Вечером после ужина Рыбалко сидел рядом с женой около телевизора и смотрел международные соревнования по фигурному катанию. Голова его была занята не пируэтами на льду, он размышлял над тем, как ему сказать Гале, что завтра он уезжает в командировку. Галя собиралась поехать к матери в Полтаву и для этого взяла несколько отгулов на работе, а ему предстояло возложить все заботы о сыне на себя. Вовка ходил в пятый класс и не блистал успехами по математике и русскому языку. Парень не проникся сознанием, как считал Рыбалко, что «учение – свет, а неученье – тьма». Каждый день, приходя из школы, он заявлял, что им ничего не задали. Шла уже вторая неделя учебного года, а ему все еще ничего не задавали.

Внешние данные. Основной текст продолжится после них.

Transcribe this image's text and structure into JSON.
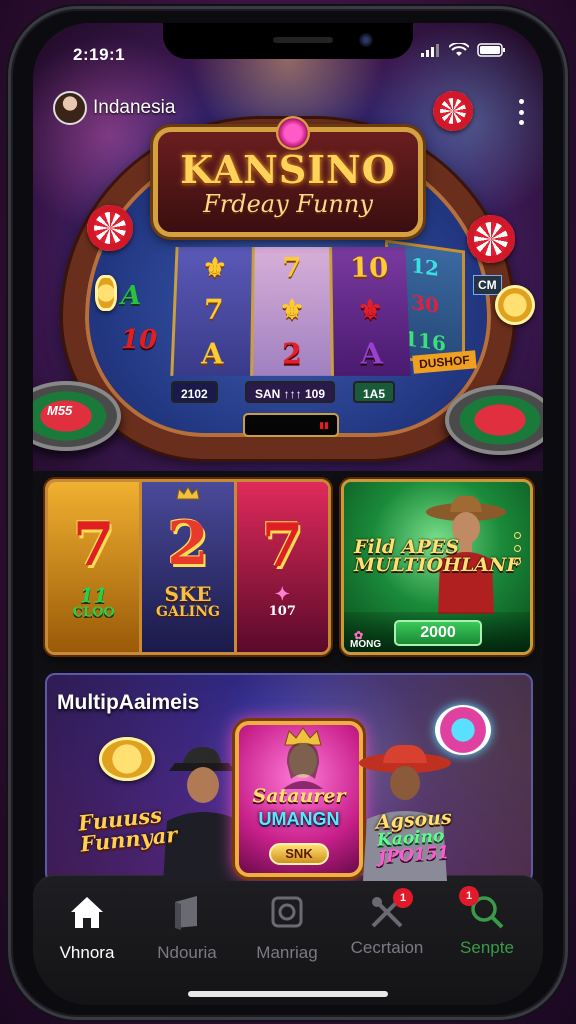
{
  "status_bar": {
    "time": "2:19:1"
  },
  "profile": {
    "name": "Indanesia"
  },
  "hero": {
    "logo_title": "KANSINO",
    "logo_subtitle": "Frdeay Funny",
    "left_symbols": [
      "A",
      "10"
    ],
    "reels": [
      [
        "⚜",
        "7",
        "A"
      ],
      [
        "7",
        "⚜",
        "2"
      ],
      [
        "10",
        "⚜",
        "A"
      ]
    ],
    "side_symbols": [
      "12",
      "30",
      "116"
    ],
    "side_label": "DUSHOF",
    "side_tag": "CM",
    "bet_chips": [
      "2102",
      "SAN ↑↑↑ 109",
      "1A5"
    ],
    "table_label": "M55"
  },
  "slots_tile": {
    "col1": {
      "symbol": "7",
      "sub": "11",
      "sub2": "CLOO"
    },
    "col2": {
      "symbol": "2",
      "sub": "SKE",
      "sub2": "GALING"
    },
    "col3": {
      "symbol": "7",
      "sub": "107"
    }
  },
  "cowboy_tile": {
    "title": "Fild APES MULTIOHLANF",
    "tag": "MONG",
    "value": "2000"
  },
  "multi_tile": {
    "title": "MultipAaimeis",
    "left_promo": "Fuuuss Funnyar",
    "card_title": "Sataurer",
    "card_title2": "UMANGN",
    "card_button": "SNK",
    "right_promo_1": "Agsous",
    "right_promo_2": "Kaoino",
    "right_promo_3": "JPO151"
  },
  "nav": {
    "items": [
      {
        "label": "Vhnora",
        "icon": "home-icon",
        "active": true
      },
      {
        "label": "Ndouria",
        "icon": "bookmark-icon"
      },
      {
        "label": "Manriag",
        "icon": "camera-icon"
      },
      {
        "label": "Cecrtaion",
        "icon": "crossed-tools-icon",
        "badge": "1"
      },
      {
        "label": "Senpte",
        "icon": "search-icon",
        "badge": "1"
      }
    ]
  },
  "colors": {
    "accent_gold": "#d4a040",
    "nav_active": "#ffffff",
    "nav_search": "#3a9a4a",
    "badge": "#e01a2a"
  }
}
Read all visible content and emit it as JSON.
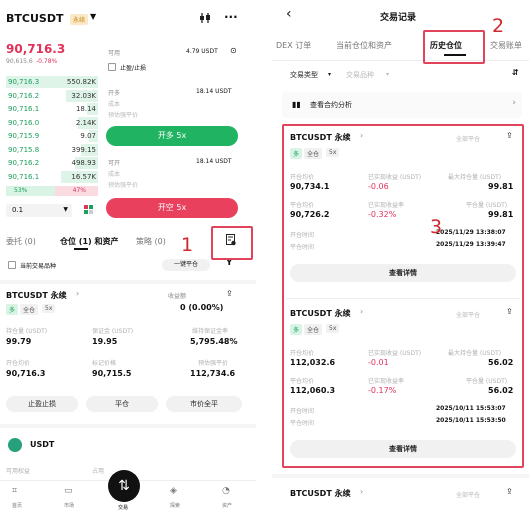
{
  "left": {
    "symbol": "BTCUSDT",
    "symbol_tag": "永续",
    "price": "90,716.3",
    "price_sub": "90,615.6",
    "change": "-0.78%",
    "orderbook": {
      "asks": [
        {
          "p": "90,716.3",
          "q": "550.82K"
        },
        {
          "p": "90,716.2",
          "q": "32.03K"
        },
        {
          "p": "90,716.1",
          "q": "18.14"
        },
        {
          "p": "90,716.0",
          "q": "2.14K"
        },
        {
          "p": "90,715.9",
          "q": "9.07"
        },
        {
          "p": "90,715.8",
          "q": "399.15"
        },
        {
          "p": "90,716.2",
          "q": "498.93"
        },
        {
          "p": "90,716.1",
          "q": "16.57K"
        }
      ],
      "buy_pct": "53%",
      "sell_pct": "47%",
      "precision": "0.1"
    },
    "form": {
      "avail_label": "可用",
      "avail_value": "4.79 USDT",
      "tpsl_label": "止盈/止损",
      "long_label": "开多",
      "long_amount": "18.14 USDT",
      "cost_label": "成本",
      "liq_label": "预估强平价",
      "long_button": "开多 5x",
      "short_label": "可开",
      "short_amount": "18.14 USDT",
      "short_cost_label": "成本",
      "short_liq_label": "预估强平价",
      "short_button": "开空 5x"
    },
    "tabs": [
      "委托 (0)",
      "仓位 (1) 和资产",
      "策略 (0)"
    ],
    "filter_label": "当前交易品种",
    "close_all": "一键平仓",
    "position": {
      "title": "BTCUSDT 永续",
      "tag_side": "多",
      "tag_margin": "全仓",
      "tag_lev": "5x",
      "pnl_label": "收益额",
      "pnl_value": "0",
      "pnl_pct": "0 (0.00%)",
      "fields": [
        {
          "label": "持仓量 (USDT)",
          "value": "99.79"
        },
        {
          "label": "保证金 (USDT)",
          "value": "19.95"
        },
        {
          "label": "维持保证金率",
          "value": "5,795.48%"
        },
        {
          "label": "开仓均价",
          "value": "90,716.3"
        },
        {
          "label": "标记价格",
          "value": "90,715.5"
        },
        {
          "label": "预估强平价",
          "value": "112,734.6"
        }
      ],
      "buttons": [
        "止盈止损",
        "平仓",
        "市价全平"
      ]
    },
    "asset": {
      "name": "USDT",
      "col1": "可用权益",
      "col2": "占用"
    },
    "nav": [
      "首页",
      "市场",
      "交易",
      "探索",
      "资产"
    ]
  },
  "right": {
    "title": "交易记录",
    "tabs": [
      "DEX 订单",
      "当前仓位和资产",
      "历史仓位",
      "交易账单"
    ],
    "filters": [
      "交易类型",
      "交易品种"
    ],
    "analysis": "查看合约分析",
    "cards": [
      {
        "title": "BTCUSDT 永续",
        "status": "全部平仓",
        "tags": [
          "多",
          "全仓",
          "5x"
        ],
        "open_label": "开仓均价",
        "open": "90,734.1",
        "pnl_label": "已实现收益 (USDT)",
        "pnl": "-0.06",
        "max_label": "最大持仓量 (USDT)",
        "max": "99.81",
        "close_label": "平仓均价",
        "close": "90,726.2",
        "rate_label": "已实现收益率",
        "rate": "-0.32%",
        "closeqty_label": "平仓量 (USDT)",
        "closeqty": "99.81",
        "opentime_label": "开仓时间",
        "opentime": "2025/11/29 13:38:07",
        "closetime_label": "平仓时间",
        "closetime": "2025/11/29 13:39:47",
        "detail": "查看详情"
      },
      {
        "title": "BTCUSDT 永续",
        "status": "全部平仓",
        "tags": [
          "多",
          "全仓",
          "5x"
        ],
        "open_label": "开仓均价",
        "open": "112,032.6",
        "pnl_label": "已实现收益 (USDT)",
        "pnl": "-0.01",
        "max_label": "最大持仓量 (USDT)",
        "max": "56.02",
        "close_label": "平仓均价",
        "close": "112,060.3",
        "rate_label": "已实现收益率",
        "rate": "-0.17%",
        "closeqty_label": "平仓量 (USDT)",
        "closeqty": "56.02",
        "opentime_label": "开仓时间",
        "opentime": "2025/10/11 15:53:07",
        "closetime_label": "平仓时间",
        "closetime": "2025/10/11 15:53:50",
        "detail": "查看详情"
      }
    ],
    "bottom_card": {
      "title": "BTCUSDT 永续",
      "status": "全部平仓"
    }
  },
  "annotations": [
    "1",
    "2",
    "3"
  ]
}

Только вчера Галя разоблачила этого мелкого лодыря, который ничего не делал с первого сентября, а должен был заниматься повторением пройденного в четвертом классе. Если сейчас сказать Гале, что он едет в командировку, то будет взрыв, будут слезы, упреки, может быть, угрозы отъезда в Полтаву навсегда.

«Вовка, поганец, от рук отбивается, – с сожалением, но с теплом подумал о сыне Рыбалко, одними глазами следя за тем, что происходит на экране. – Переходный возраст. Говорят, все они такие в этом возрасте: грубят, категорично рассуждают, все могут, много самостоятельности. Трудно матери с ним».

Вдруг Галя оторвалась от телевизора и положила руку ему на плечо.

– Гриша, я, наверное, сейчас не поеду к маме. Вовочку нельзя оставить, надо ему помочь, а то он совсем запустит школу. Как ты думаешь?

– Галю, кохана, – назвал он ее по-украински, – ты правильно решила. Ты всегда принимаешь верные решения. Надо с ним подзаняться. Тем более что меня в командировку дня на три посылают. – Рыбалко замолчал, ожидая реакции жены.

– Это опасно? – с тревогой спросила она. – Только не ври!

– Какая там опасность. Просто некого послать. Труп в поле нашли. Надо место осмотреть. Были бы практиканты – их бы послали. Приходится мне, – решился он частично посвятить жену в свои дела. – Мне не поручают серьезных дел, лишь всяких воришек, мелких хулиганов. Я не гожусь для опасной работы, – продолжал он усыплять ее бдительность.